(klik op de afbeeldingen om ze te vergroten)
Jean-Paul Delmondo werd op 9 april 1933 geboren in Neuilly sur Seine, een plaats ten westen van Parijs. Zijn vader, Paul Belmondo, was een bekende Franse beeldhouwer van Siciliaanse afkomst. Zijn moeder was Madeline Rainaud-Richard. Jean-Paul heeft een broer, Alain en een zuster, Muriel.
Door het vak van zijn vader kwam hij veel in contact met de kunst. Hij groeide comfortabel op in een gezin uit de middenklasse. Op school deed Jean-Paul het niet echt goed. Hij had meer belangstelling voor sport, zoals voetbal, wielrennen, autosport en, vooral toen hij een tiener was, voor boksen. Hij was een tijd lang een verdienstelijke amateur bokser. Daarbij brak hij zijn neus en dat was later nog goed te zien.
In 1951 besloot hij dat hij acteur wilde worden. Hij deed toelatingsexamen aan het “Conservatoire National Supérieur d’Art Dramatique” in Paris, maar hij zakte. In januari 1952 deed hij een tweede poging, maar hij zakte weer. Eindelijk werd hij in oktober van datzelfde jaar wel toegelaten, hoewel zijn leraren vanwege zijn uiterlijk niet erg optimistisch waren over zijn vooruitzichten.
Op een keer moest hij een examen afleggen en Jean-Paul speelde “Mon amour et Piao”. Hij kreeg grote bijval van toehoorders, maar de examinatoren waren niet tevreden omdat ze vonden dat er te veel gelachen werd door het publiek en ze maanden het publiek daarom tot kalmte. Belmondo was daar woedend over en liep weg. Maar zijn vrienden droegen hem op hun schouders weer het toneel op. Toen hij de examinators zag zitten stak hij zijn middelvinger naar hen op.

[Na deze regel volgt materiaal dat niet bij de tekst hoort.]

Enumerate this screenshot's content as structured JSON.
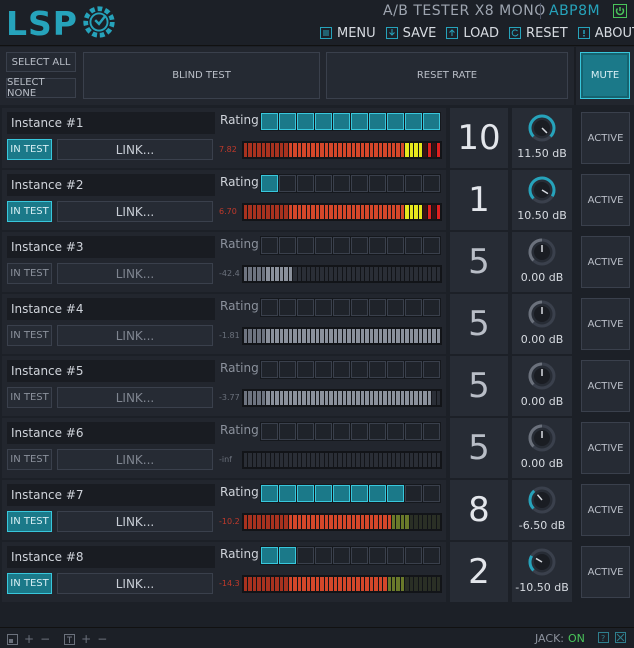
{
  "header": {
    "logo": "LSP",
    "title": "A/B TESTER X8 MONO",
    "code": "ABP8M",
    "menu": [
      {
        "label": "MENU",
        "icon": "menu-icon"
      },
      {
        "label": "SAVE",
        "icon": "save-icon"
      },
      {
        "label": "LOAD",
        "icon": "load-icon"
      },
      {
        "label": "RESET",
        "icon": "reset-icon"
      },
      {
        "label": "ABOUT",
        "icon": "about-icon"
      }
    ]
  },
  "controls": {
    "select_all": "SELECT ALL",
    "select_none": "SELECT NONE",
    "blind_test": "BLIND TEST",
    "reset_rate": "RESET RATE",
    "mute": "MUTE"
  },
  "rating_label": "Rating",
  "in_test_label": "IN TEST",
  "link_label": "LINK...",
  "active_label": "ACTIVE",
  "accent_color": "#26a3bb",
  "instances": [
    {
      "name": "Instance #1",
      "in_test": true,
      "rating": 10,
      "score": "10",
      "gain": "11.50 dB",
      "meter_text": "7.82",
      "meter_level": 1.0,
      "knob": 1.0
    },
    {
      "name": "Instance #2",
      "in_test": true,
      "rating": 1,
      "score": "1",
      "gain": "10.50 dB",
      "meter_text": "6.70",
      "meter_level": 1.0,
      "knob": 0.95
    },
    {
      "name": "Instance #3",
      "in_test": false,
      "rating": 0,
      "score": "5",
      "gain": "0.00 dB",
      "meter_text": "-42.4",
      "meter_level": 0.25,
      "knob": 0.5
    },
    {
      "name": "Instance #4",
      "in_test": false,
      "rating": 0,
      "score": "5",
      "gain": "0.00 dB",
      "meter_text": "-1.81",
      "meter_level": 1.0,
      "knob": 0.5
    },
    {
      "name": "Instance #5",
      "in_test": false,
      "rating": 0,
      "score": "5",
      "gain": "0.00 dB",
      "meter_text": "-3.77",
      "meter_level": 0.95,
      "knob": 0.5
    },
    {
      "name": "Instance #6",
      "in_test": false,
      "rating": 0,
      "score": "5",
      "gain": "0.00 dB",
      "meter_text": "-inf",
      "meter_level": 0.0,
      "knob": 0.5
    },
    {
      "name": "Instance #7",
      "in_test": true,
      "rating": 8,
      "score": "8",
      "gain": "-6.50 dB",
      "meter_text": "-10.2",
      "meter_level": 0.76,
      "knob": 0.35
    },
    {
      "name": "Instance #8",
      "in_test": true,
      "rating": 2,
      "score": "2",
      "gain": "-10.50 dB",
      "meter_text": "-14.3",
      "meter_level": 0.72,
      "knob": 0.28
    }
  ],
  "footer": {
    "jack_label": "JACK:",
    "jack_status": "ON"
  }
}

Op het Conservatoire kreeg hij liefkozend de bijnaam Bébel. Hoewel hij wel degelijk veel talent had, had hij het te danken aan zijn rebelse opstelling tegenover de leraren dat hij bij zijn eindexamen in 1956 niet cum laude slaagde.
Jean-Paul en Elodie |
Op 4 december 1953 trouwde hij met de danseres Elodie Constantin. Met haar kreeg hij drie kinderen, dochter Patricia (geboren in 1958, zij kwam in 1994 om bij een brand), dochter Florence (geboren in 1960) en zoon Paul (geboren in 1963, later autocoureur). Nadat hij een affaire had met Ursula Andress die breed in de pers werd uitgemeten, scheidde hij in 1965 van Elodie. Later had hij nog een verhouding met de Italiaanse actrice Laura Antonelli. |
Jean-Paul en Ursula |
Na zijn eindexamen van het Conservatoire begon hij met succesvolle optredens op het toneel in de provincie en uiteindelijk kwam hij naar Parijs, waar hij in 1956 debuteerde in “L’Hotel du libre echange” (hotel van de vrije uitwisseling).Hij trad vervolgens onder andere op in de Franse versie van “Ceasar et Cleopatra”. Met toneelspelen had Jean-Paul groot succes, maar hij wilde ook een filmcarrière.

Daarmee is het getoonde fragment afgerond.